Perfectly Good Enough

It's June. My rose bushes are sending up bloom after fragrant bloom. The California Towhee on the other side of my office window is singing its little heart out. All over the country, my fellow LGBTQIA+ folks are enjoying Pride celebrations. I am allowing myself to follow suit, more than I have in the past. I am a perfectionist by nature, plodding along like the Capricorn goat that I am, assessing each mountain until it feels like I'll be able to climb it with ease. Some of my past success has come as a result of this careful assessment, to be sure. As a young person, I found it easy to get good grades in school, and I spent all eighteen years of my formal education proving myself over and over. I had the same dogged determination with playing the violin, selling electronics, and even teaching students. 

Retirement is different, though. I have a chance to try new things, a chance to stop identifying with success or failure. A chance to learn how to enjoy the process.  I started writing a novel over eighteen months ago, wanting to see whether I could live up to the challenge of finishing. I finished, got it professionally edited,and have been querying agents and small presses in hopes of getting published. I've had a lot of anxiety over this publishing business, as have many of my fellow writers. It's tough getting a manuscript noticed, tough getting an agent or publisher to think that it will be worth their time to take on a new client. What to do?
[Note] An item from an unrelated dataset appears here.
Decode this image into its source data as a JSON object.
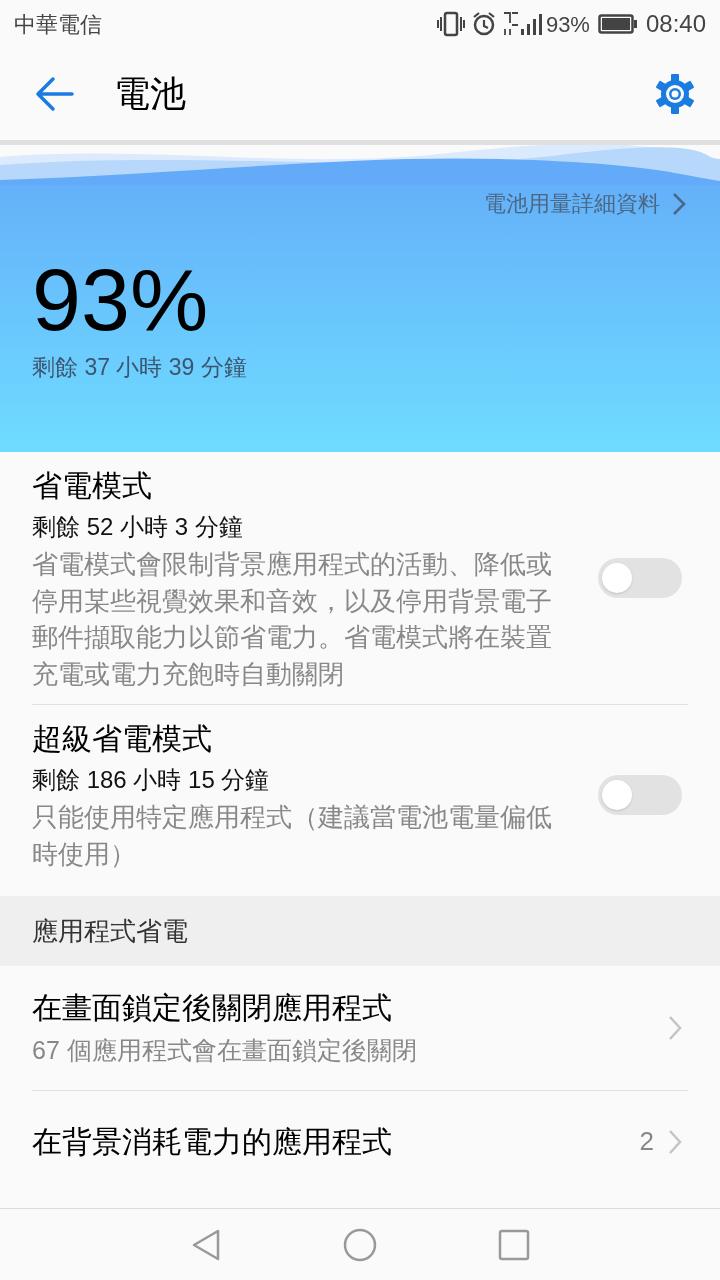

For now, I'm continuing the search, but am branching out and having fun with other aspects of writing. I enjoy writing short humorous pieces, both fiction and nonfiction, and am letting myself do that now. Some will make it into this blog. One has already made it into my Substack newsletter. But some will just be for me, just for fun. And that's ok. It's a lot like my exercise. For fifteen years, I've judged myself by my ability to run certain speeds and certain distances. Today, I'm relaxing and enjoying whatever I can do each day, be it a walk, a short run, or a trip to the gym to use the elliptical trainer. The old "good, better, best/never let it rest" adage is a hinderance more than it is a help to me at this point. 

Happy June. Happy Pride. May you enjoy the flowers, listen to the birds, and see all that is good in the world. If we wait for things to be perfect, we'll miss a lot of that good-both within ourselves and everywhere around us!